Après severales questions de la part de l’avocate de Benjamin Mendy, la plaintiffe dit s’être sentie “si mal” après l’aggression qu’elle “voulait juste que sa vie s’arrête”. Le 2 novembre, elle s’est rendue à la police en était “vraiment effrayée”: “J’avais besoin que dire à quelqu’un que ce qu’il s’était passé n’allait pas. Je devais le faire pour moi -même.”

“J’ai pensé que ma seule option était de me déshabiller”

La plaintiffe confie au prosecutor que ses amies étaiten plus enthousiasts qu’elle à l’idea d’aller au domicile de Benjamin Mendy pour puisseur la soirée. Le prosecutor lui demande si, à ce moment de la soirée, elle a pensé que Mendy la “désirait sexuelement”. Ce à quoi la victime presumée répond qu’elle ne le pensait pas.

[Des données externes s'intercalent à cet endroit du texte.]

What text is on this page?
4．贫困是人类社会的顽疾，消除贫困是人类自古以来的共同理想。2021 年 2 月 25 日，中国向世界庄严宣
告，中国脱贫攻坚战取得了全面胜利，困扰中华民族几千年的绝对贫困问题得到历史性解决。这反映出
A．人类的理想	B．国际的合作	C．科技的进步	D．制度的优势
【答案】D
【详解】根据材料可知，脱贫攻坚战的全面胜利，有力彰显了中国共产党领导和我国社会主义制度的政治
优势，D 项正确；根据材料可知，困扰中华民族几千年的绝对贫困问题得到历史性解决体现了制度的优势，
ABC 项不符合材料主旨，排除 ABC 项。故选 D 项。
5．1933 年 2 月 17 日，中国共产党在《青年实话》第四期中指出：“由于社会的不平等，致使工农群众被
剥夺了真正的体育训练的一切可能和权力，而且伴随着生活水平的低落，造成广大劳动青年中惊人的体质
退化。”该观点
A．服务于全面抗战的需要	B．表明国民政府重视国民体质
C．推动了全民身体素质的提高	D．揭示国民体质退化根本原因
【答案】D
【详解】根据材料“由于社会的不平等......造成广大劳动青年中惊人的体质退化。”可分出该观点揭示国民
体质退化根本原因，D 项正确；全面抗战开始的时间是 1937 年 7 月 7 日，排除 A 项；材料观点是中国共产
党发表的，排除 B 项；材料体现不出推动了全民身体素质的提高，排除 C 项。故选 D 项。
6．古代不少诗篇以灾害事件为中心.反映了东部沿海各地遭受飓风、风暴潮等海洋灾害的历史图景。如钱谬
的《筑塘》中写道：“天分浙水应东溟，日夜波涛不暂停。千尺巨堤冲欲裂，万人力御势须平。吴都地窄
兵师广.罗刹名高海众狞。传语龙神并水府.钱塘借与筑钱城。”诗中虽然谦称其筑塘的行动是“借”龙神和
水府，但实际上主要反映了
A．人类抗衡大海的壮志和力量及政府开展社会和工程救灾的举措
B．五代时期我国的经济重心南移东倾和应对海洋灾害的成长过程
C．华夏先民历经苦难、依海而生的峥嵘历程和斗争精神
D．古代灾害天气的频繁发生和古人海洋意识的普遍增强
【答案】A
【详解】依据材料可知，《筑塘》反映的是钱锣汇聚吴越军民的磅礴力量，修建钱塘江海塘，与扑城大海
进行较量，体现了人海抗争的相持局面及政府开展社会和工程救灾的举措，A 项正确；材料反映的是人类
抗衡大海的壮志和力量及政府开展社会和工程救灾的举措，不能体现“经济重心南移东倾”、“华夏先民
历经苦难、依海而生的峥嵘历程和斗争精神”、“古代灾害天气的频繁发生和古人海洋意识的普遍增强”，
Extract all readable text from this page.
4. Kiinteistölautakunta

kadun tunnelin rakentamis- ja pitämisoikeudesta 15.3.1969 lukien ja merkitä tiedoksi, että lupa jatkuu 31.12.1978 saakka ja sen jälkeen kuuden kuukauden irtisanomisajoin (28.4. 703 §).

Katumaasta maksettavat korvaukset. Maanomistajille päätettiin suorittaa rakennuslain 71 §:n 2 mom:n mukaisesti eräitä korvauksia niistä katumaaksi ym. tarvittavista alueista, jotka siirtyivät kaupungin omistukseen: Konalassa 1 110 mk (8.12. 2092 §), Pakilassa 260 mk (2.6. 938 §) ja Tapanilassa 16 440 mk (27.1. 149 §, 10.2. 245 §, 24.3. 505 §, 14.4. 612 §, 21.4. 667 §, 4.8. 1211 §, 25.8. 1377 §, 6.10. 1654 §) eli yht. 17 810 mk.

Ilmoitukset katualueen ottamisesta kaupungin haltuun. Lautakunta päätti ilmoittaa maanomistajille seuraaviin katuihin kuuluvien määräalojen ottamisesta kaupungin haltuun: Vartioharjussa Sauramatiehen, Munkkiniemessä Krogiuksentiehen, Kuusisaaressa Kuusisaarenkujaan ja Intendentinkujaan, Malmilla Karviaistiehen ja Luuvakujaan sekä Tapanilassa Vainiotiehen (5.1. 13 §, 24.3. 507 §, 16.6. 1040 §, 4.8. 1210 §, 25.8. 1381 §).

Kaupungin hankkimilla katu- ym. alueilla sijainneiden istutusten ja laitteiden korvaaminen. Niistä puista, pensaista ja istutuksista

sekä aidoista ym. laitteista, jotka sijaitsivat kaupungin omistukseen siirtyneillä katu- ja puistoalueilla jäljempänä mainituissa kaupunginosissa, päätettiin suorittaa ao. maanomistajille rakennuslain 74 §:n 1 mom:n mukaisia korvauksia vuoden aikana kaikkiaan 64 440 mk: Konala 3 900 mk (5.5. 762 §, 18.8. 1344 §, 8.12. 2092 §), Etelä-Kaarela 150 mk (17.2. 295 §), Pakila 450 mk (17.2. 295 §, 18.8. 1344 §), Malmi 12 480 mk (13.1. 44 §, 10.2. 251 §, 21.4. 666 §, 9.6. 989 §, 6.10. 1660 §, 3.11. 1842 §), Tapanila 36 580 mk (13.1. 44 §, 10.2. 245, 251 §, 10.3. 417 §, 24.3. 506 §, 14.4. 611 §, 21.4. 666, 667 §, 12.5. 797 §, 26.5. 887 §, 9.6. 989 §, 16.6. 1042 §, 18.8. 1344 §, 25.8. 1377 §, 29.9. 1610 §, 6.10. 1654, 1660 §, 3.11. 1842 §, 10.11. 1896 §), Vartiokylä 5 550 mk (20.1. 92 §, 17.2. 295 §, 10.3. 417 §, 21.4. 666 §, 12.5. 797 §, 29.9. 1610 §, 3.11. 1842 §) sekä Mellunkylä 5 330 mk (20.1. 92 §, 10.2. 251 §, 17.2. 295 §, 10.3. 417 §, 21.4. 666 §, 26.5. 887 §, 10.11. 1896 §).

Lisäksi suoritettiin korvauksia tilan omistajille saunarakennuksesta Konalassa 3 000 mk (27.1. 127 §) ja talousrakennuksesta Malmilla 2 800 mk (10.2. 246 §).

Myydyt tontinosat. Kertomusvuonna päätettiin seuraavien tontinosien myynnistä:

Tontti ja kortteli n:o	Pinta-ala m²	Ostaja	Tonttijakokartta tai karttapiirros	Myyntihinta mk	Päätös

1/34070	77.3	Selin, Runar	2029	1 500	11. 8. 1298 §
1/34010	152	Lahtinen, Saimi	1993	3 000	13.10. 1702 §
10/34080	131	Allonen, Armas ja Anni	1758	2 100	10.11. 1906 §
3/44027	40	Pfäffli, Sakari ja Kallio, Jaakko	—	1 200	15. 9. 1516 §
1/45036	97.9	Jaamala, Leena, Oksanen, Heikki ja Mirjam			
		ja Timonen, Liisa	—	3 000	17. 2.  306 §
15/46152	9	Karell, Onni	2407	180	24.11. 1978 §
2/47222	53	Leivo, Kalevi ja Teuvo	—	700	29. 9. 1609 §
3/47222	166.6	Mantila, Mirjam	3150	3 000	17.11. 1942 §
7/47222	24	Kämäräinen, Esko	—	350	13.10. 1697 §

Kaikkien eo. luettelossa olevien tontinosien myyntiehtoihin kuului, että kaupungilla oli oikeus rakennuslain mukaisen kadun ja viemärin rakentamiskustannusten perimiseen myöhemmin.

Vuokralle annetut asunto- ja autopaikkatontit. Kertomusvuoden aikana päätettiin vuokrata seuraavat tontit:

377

À propos du moment où Mendy lui a demandé, pour lui rendre son téléphone, de se déshabiller, la plaintiffe fait le constat suivant: “À ce moment-là, ça m’a fait tilt. J’ai réalisé que j’étais dans une pièce dont je ne pouvais pas sortir, avec quelqu’un que je ne connaissais pas. Je me souviens avoir regardé autour de moi en me demandant dans quel type de situation je me trouvais. Jai pensé que ma seule option était de me déshabiller parce qu’il avait promis qu’il ne me toucherait pas. Je me suis dit qu’il voulait peut-être simplement me regarder.” L’audience a été ajournée peu avant 16 heures en Angleterre. Le procès reprendra lundi.